= Cincinnati Commercial Tribune =

American daily newspaper (1896–1930)

The Cincinnati Commercial Tribune was a major daily newspaper in Cincinnati, Ohio, formed in 1896, and folded in 1930.

The Commercial Tribune was created in 1896 by the merger of the longstanding Commercial Gazette and newcomer Cincinnati Tribune. Murat Halstead was a well-known editor of The Commercial and The Commercial Gazette in the 1860s-1880s. A representative of John Roll McLean, owner of The Cincinnati Enquirer, acquired the paper in 1911, and continued to operate it as a Republican paper (as opposed to the Democratic Party slant of the Enquirer). The decline in Republican fortunes and the financial situation of the paper in general led to its close in December 1930.

==History==

The Cincinnati Commercial debuted on October 2, 1843. The original publishers were Greeley Curtis and Hastings. Hastings did not stay long with the paper, and Curtis later brought on his brother-in-law J.W.S. Browne as a partner. Murat Halstead joined the Commercial in 1853, and later obtained some ownership, and a controlling interest by 1867. Partner M.D. Potter bought land to build the Cincinnati Commercial Building at the corner of Fourth and Race in 1859.

==Commercial Gazette==

One of the predecessors of the Tribune, the Commercial Gazette, was created in 1883 from the merger of the Cincinnati Commercial and Daily Gazette.

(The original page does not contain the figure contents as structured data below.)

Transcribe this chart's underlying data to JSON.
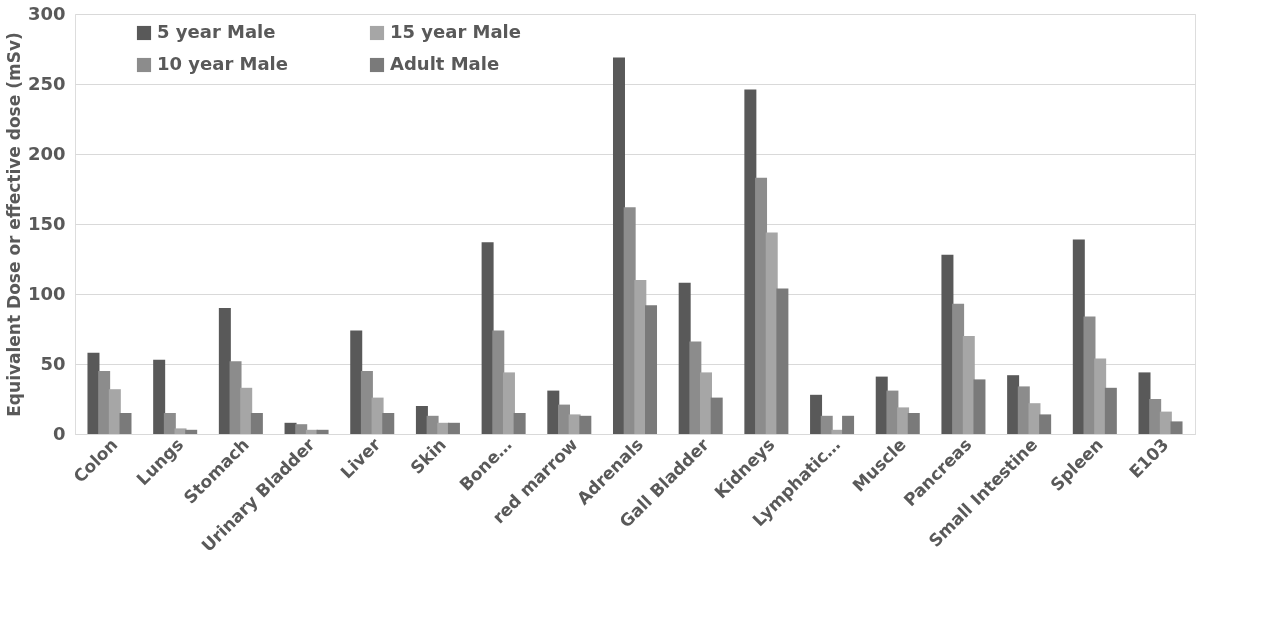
{
  "chart_data": {
    "type": "bar",
    "ylabel": "Equivalent Dose or effective dose (mSv)",
    "categories": [
      "Colon",
      "Lungs",
      "Stomach",
      "Urinary Bladder",
      "Liver",
      "Skin",
      "Bone…",
      "red marrow",
      "Adrenals",
      "Gall Bladder",
      "Kidneys",
      "Lymphatic…",
      "Muscle",
      "Pancreas",
      "Small Intestine",
      "Spleen",
      "E103"
    ],
    "series": [
      {
        "name": "5 year Male",
        "color": "#595959",
        "values": [
          58,
          53,
          90,
          8,
          74,
          20,
          137,
          31,
          269,
          108,
          246,
          28,
          41,
          128,
          42,
          139,
          44
        ]
      },
      {
        "name": "10 year Male",
        "color": "#8c8c8c",
        "values": [
          45,
          15,
          52,
          7,
          45,
          13,
          74,
          21,
          162,
          66,
          183,
          13,
          31,
          93,
          34,
          84,
          25
        ]
      },
      {
        "name": "15 year Male",
        "color": "#a6a6a6",
        "values": [
          32,
          4,
          33,
          3,
          26,
          8,
          44,
          14,
          110,
          44,
          144,
          3,
          19,
          70,
          22,
          54,
          16
        ]
      },
      {
        "name": "Adult Male",
        "color": "#7a7a7a",
        "values": [
          15,
          3,
          15,
          3,
          15,
          8,
          15,
          13,
          92,
          26,
          104,
          13,
          15,
          39,
          14,
          33,
          9
        ]
      }
    ],
    "ylim": [
      0,
      300
    ],
    "yticks": [
      0,
      50,
      100,
      150,
      200,
      250,
      300
    ],
    "grid": "y",
    "legend": "top left"
  }
}
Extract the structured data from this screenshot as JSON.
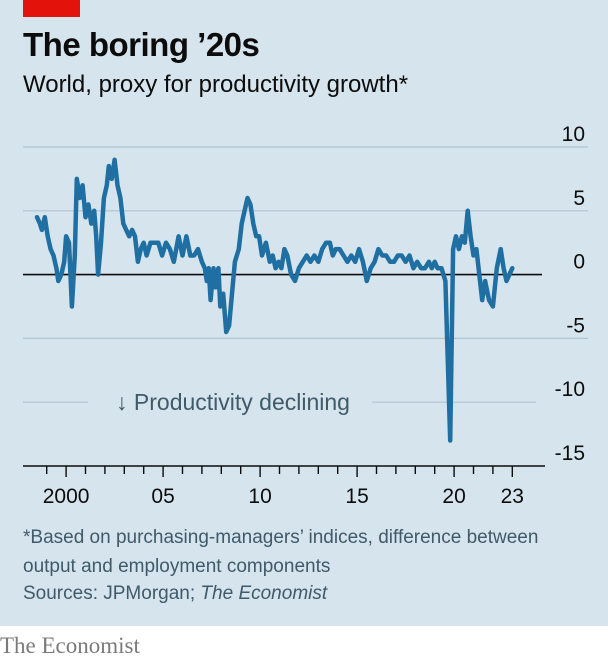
{
  "header": {
    "title": "The boring ’20s",
    "subtitle": "World, proxy for productivity growth*"
  },
  "footnote": "*Based on purchasing-managers’ indices, difference between output and employment components",
  "sources": {
    "prefix": "Sources: JPMorgan; ",
    "italic": "The Economist"
  },
  "brand": "The Economist",
  "colors": {
    "line": "#1f6fa3",
    "panel": "#d6e4ed",
    "brand_red": "#e3120b"
  },
  "chart_data": {
    "type": "line",
    "title": "The boring ’20s",
    "subtitle": "World, proxy for productivity growth*",
    "ylim": [
      -15,
      10
    ],
    "y_ticks": [
      10,
      5,
      0,
      -5,
      -10,
      -15
    ],
    "y_tick_labels": [
      "10",
      "5",
      "0",
      "-5",
      "-10",
      "-15"
    ],
    "x_range": [
      1998.5,
      2023.5
    ],
    "x_tick_labels": [
      {
        "x": 2000,
        "label": "2000"
      },
      {
        "x": 2005,
        "label": "05"
      },
      {
        "x": 2010,
        "label": "10"
      },
      {
        "x": 2015,
        "label": "15"
      },
      {
        "x": 2020,
        "label": "20"
      },
      {
        "x": 2023,
        "label": "23"
      }
    ],
    "annotation": {
      "text": "↓ Productivity declining",
      "y": -10
    },
    "series": [
      {
        "values": [
          [
            1998.5,
            4.5
          ],
          [
            1998.65,
            4.0
          ],
          [
            1998.75,
            3.5
          ],
          [
            1998.9,
            4.5
          ],
          [
            1999.05,
            3.0
          ],
          [
            1999.2,
            2.0
          ],
          [
            1999.35,
            1.5
          ],
          [
            1999.5,
            0.5
          ],
          [
            1999.6,
            -0.5
          ],
          [
            1999.75,
            0.0
          ],
          [
            1999.9,
            1.0
          ],
          [
            2000.0,
            3.0
          ],
          [
            2000.15,
            2.5
          ],
          [
            2000.3,
            -2.5
          ],
          [
            2000.45,
            1.5
          ],
          [
            2000.55,
            7.5
          ],
          [
            2000.7,
            6.0
          ],
          [
            2000.85,
            7.0
          ],
          [
            2001.0,
            4.5
          ],
          [
            2001.15,
            5.5
          ],
          [
            2001.3,
            4.0
          ],
          [
            2001.45,
            5.0
          ],
          [
            2001.55,
            3.0
          ],
          [
            2001.65,
            0.0
          ],
          [
            2001.8,
            2.5
          ],
          [
            2001.95,
            6.0
          ],
          [
            2002.1,
            7.0
          ],
          [
            2002.2,
            8.5
          ],
          [
            2002.35,
            7.5
          ],
          [
            2002.5,
            9.0
          ],
          [
            2002.65,
            7.0
          ],
          [
            2002.8,
            6.0
          ],
          [
            2002.95,
            4.0
          ],
          [
            2003.1,
            3.5
          ],
          [
            2003.25,
            3.0
          ],
          [
            2003.4,
            3.5
          ],
          [
            2003.55,
            3.0
          ],
          [
            2003.7,
            1.0
          ],
          [
            2003.85,
            2.0
          ],
          [
            2004.0,
            2.5
          ],
          [
            2004.15,
            1.5
          ],
          [
            2004.35,
            2.5
          ],
          [
            2004.55,
            2.5
          ],
          [
            2004.75,
            2.5
          ],
          [
            2004.95,
            1.5
          ],
          [
            2005.15,
            2.5
          ],
          [
            2005.35,
            2.0
          ],
          [
            2005.55,
            1.0
          ],
          [
            2005.8,
            3.0
          ],
          [
            2006.0,
            1.5
          ],
          [
            2006.2,
            3.0
          ],
          [
            2006.4,
            1.5
          ],
          [
            2006.6,
            1.5
          ],
          [
            2006.8,
            2.0
          ],
          [
            2007.0,
            1.0
          ],
          [
            2007.15,
            0.5
          ],
          [
            2007.25,
            -0.5
          ],
          [
            2007.35,
            0.5
          ],
          [
            2007.45,
            -2.0
          ],
          [
            2007.6,
            0.5
          ],
          [
            2007.7,
            -1.0
          ],
          [
            2007.85,
            0.5
          ],
          [
            2007.95,
            -2.5
          ],
          [
            2008.1,
            -1.5
          ],
          [
            2008.25,
            -4.5
          ],
          [
            2008.4,
            -4.0
          ],
          [
            2008.55,
            -1.5
          ],
          [
            2008.7,
            1.0
          ],
          [
            2008.9,
            2.0
          ],
          [
            2009.05,
            4.0
          ],
          [
            2009.2,
            5.0
          ],
          [
            2009.35,
            6.0
          ],
          [
            2009.5,
            5.5
          ],
          [
            2009.65,
            4.0
          ],
          [
            2009.8,
            3.0
          ],
          [
            2009.95,
            3.0
          ],
          [
            2010.1,
            1.5
          ],
          [
            2010.3,
            2.5
          ],
          [
            2010.5,
            1.0
          ],
          [
            2010.65,
            1.5
          ],
          [
            2010.8,
            0.5
          ],
          [
            2010.95,
            1.0
          ],
          [
            2011.1,
            0.5
          ],
          [
            2011.25,
            2.0
          ],
          [
            2011.4,
            1.5
          ],
          [
            2011.6,
            0.0
          ],
          [
            2011.8,
            -0.5
          ],
          [
            2012.0,
            0.5
          ],
          [
            2012.2,
            1.0
          ],
          [
            2012.4,
            1.5
          ],
          [
            2012.6,
            1.0
          ],
          [
            2012.8,
            1.5
          ],
          [
            2013.0,
            1.0
          ],
          [
            2013.2,
            2.0
          ],
          [
            2013.4,
            2.5
          ],
          [
            2013.6,
            2.5
          ],
          [
            2013.75,
            1.5
          ],
          [
            2013.9,
            2.0
          ],
          [
            2014.1,
            2.0
          ],
          [
            2014.3,
            1.5
          ],
          [
            2014.5,
            1.0
          ],
          [
            2014.7,
            1.5
          ],
          [
            2014.9,
            1.0
          ],
          [
            2015.1,
            2.0
          ],
          [
            2015.3,
            1.0
          ],
          [
            2015.5,
            -0.5
          ],
          [
            2015.7,
            0.5
          ],
          [
            2015.9,
            1.0
          ],
          [
            2016.1,
            2.0
          ],
          [
            2016.3,
            1.5
          ],
          [
            2016.5,
            1.5
          ],
          [
            2016.7,
            1.0
          ],
          [
            2016.9,
            1.0
          ],
          [
            2017.1,
            1.5
          ],
          [
            2017.3,
            1.5
          ],
          [
            2017.5,
            1.0
          ],
          [
            2017.7,
            1.5
          ],
          [
            2017.9,
            0.5
          ],
          [
            2018.1,
            1.0
          ],
          [
            2018.3,
            0.5
          ],
          [
            2018.5,
            0.5
          ],
          [
            2018.7,
            1.0
          ],
          [
            2018.85,
            0.5
          ],
          [
            2019.0,
            1.0
          ],
          [
            2019.15,
            0.5
          ],
          [
            2019.35,
            0.5
          ],
          [
            2019.55,
            -0.5
          ],
          [
            2019.8,
            -13.0
          ],
          [
            2019.95,
            2.0
          ],
          [
            2020.1,
            3.0
          ],
          [
            2020.25,
            2.0
          ],
          [
            2020.4,
            3.0
          ],
          [
            2020.55,
            2.5
          ],
          [
            2020.7,
            5.0
          ],
          [
            2020.85,
            3.0
          ],
          [
            2021.0,
            1.5
          ],
          [
            2021.15,
            2.0
          ],
          [
            2021.3,
            0.0
          ],
          [
            2021.45,
            -2.0
          ],
          [
            2021.6,
            -0.5
          ],
          [
            2021.8,
            -2.0
          ],
          [
            2022.0,
            -2.5
          ],
          [
            2022.2,
            0.5
          ],
          [
            2022.4,
            2.0
          ],
          [
            2022.55,
            0.5
          ],
          [
            2022.7,
            -0.5
          ],
          [
            2022.85,
            0.0
          ],
          [
            2023.0,
            0.5
          ]
        ]
      }
    ]
  }
}
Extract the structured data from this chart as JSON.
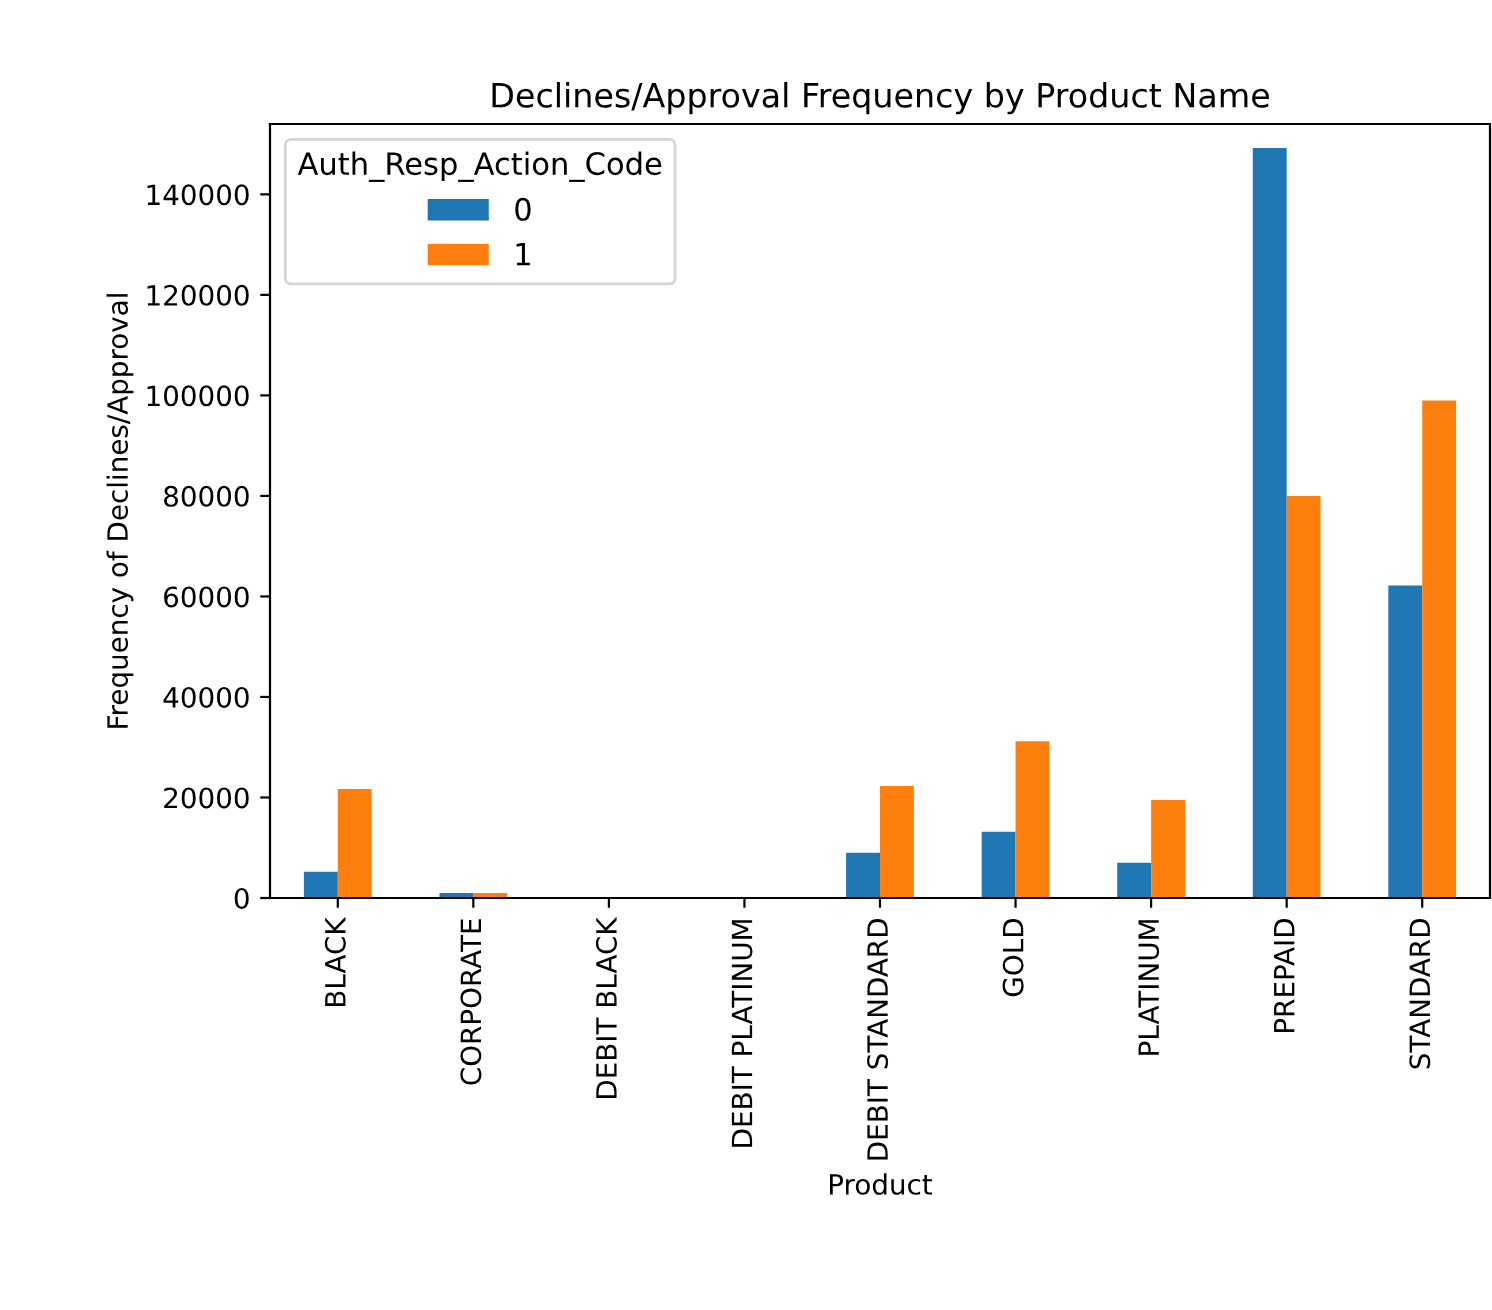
{
  "chart_data": {
    "type": "bar",
    "title": "Declines/Approval Frequency by Product Name",
    "xlabel": "Product",
    "ylabel": "Frequency of Declines/Approval",
    "legend_title": "Auth_Resp_Action_Code",
    "legend": "top left",
    "grid": false,
    "categories": [
      "BLACK",
      "CORPORATE",
      "DEBIT BLACK",
      "DEBIT PLATINUM",
      "DEBIT STANDARD",
      "GOLD",
      "PLATINUM",
      "PREPAID",
      "STANDARD"
    ],
    "series": [
      {
        "name": "0",
        "color": "#1f77b4",
        "values": [
          5200,
          1000,
          0,
          0,
          9000,
          13200,
          7000,
          149200,
          62200
        ]
      },
      {
        "name": "1",
        "color": "#ff7f0e",
        "values": [
          21700,
          1000,
          0,
          0,
          22300,
          31200,
          19500,
          80000,
          99000
        ]
      }
    ],
    "ylim": [
      0,
      154000
    ],
    "yticks": [
      0,
      20000,
      40000,
      60000,
      80000,
      100000,
      120000,
      140000
    ]
  }
}
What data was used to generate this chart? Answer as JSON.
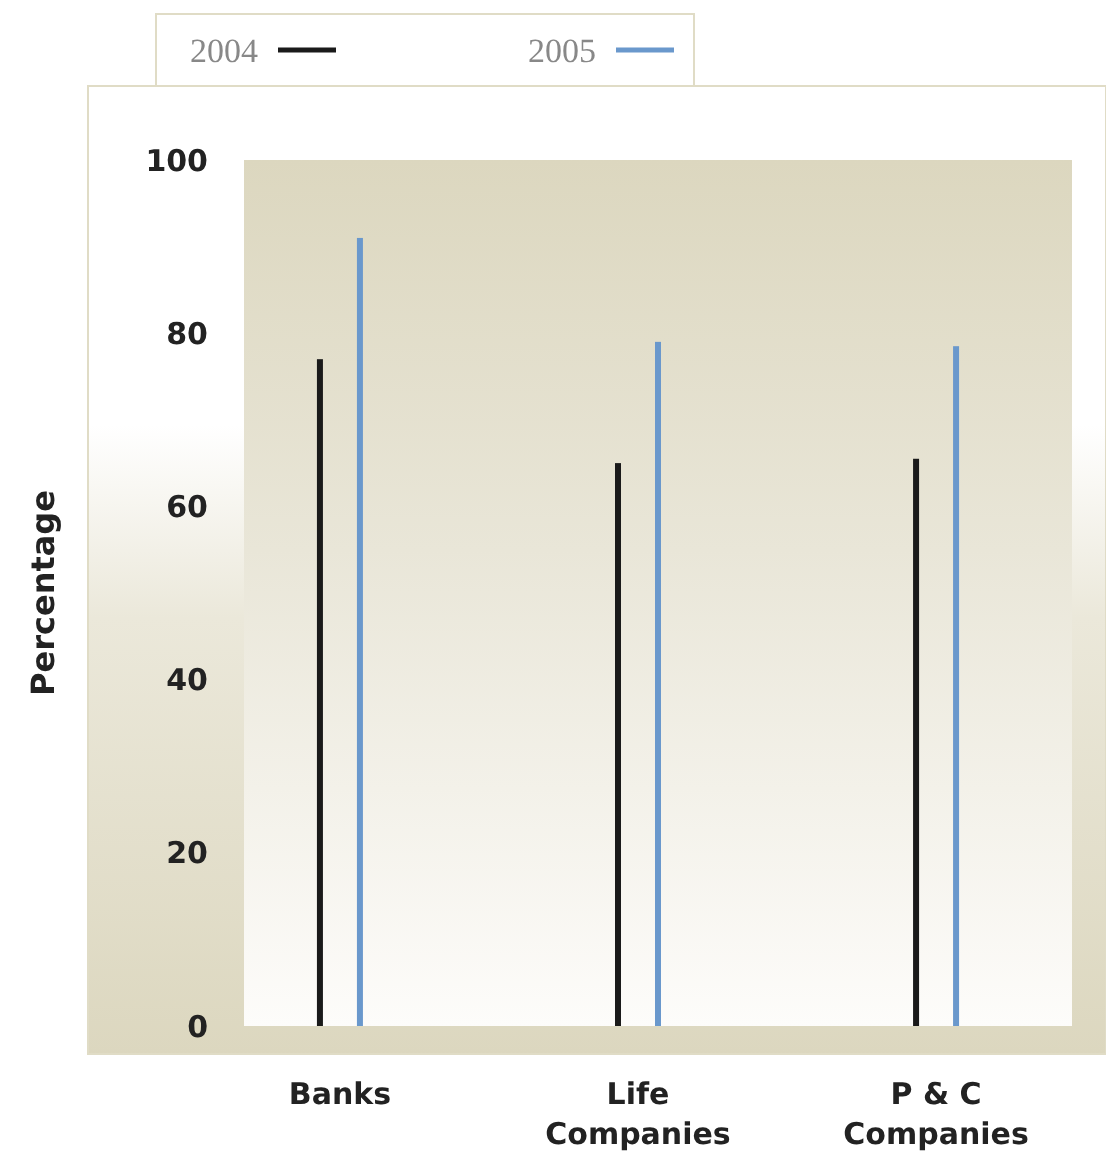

The Gazette once claimed a lineage dating from the founding of Centinel of the Northwest Territory in 1793, though in reality that entity is considered to have moved to Chillicothe, Ohio with its owner in 1800. More accurately, Thomas Palmer published the first issue of the Cincinnati Gazette on July 15, 1815, which he merged with the pre-existing Liberty Hall later that year, a paper which had been founded in 1804. A daily paper (the Daily Gazette) first appeared on July 25, 1827.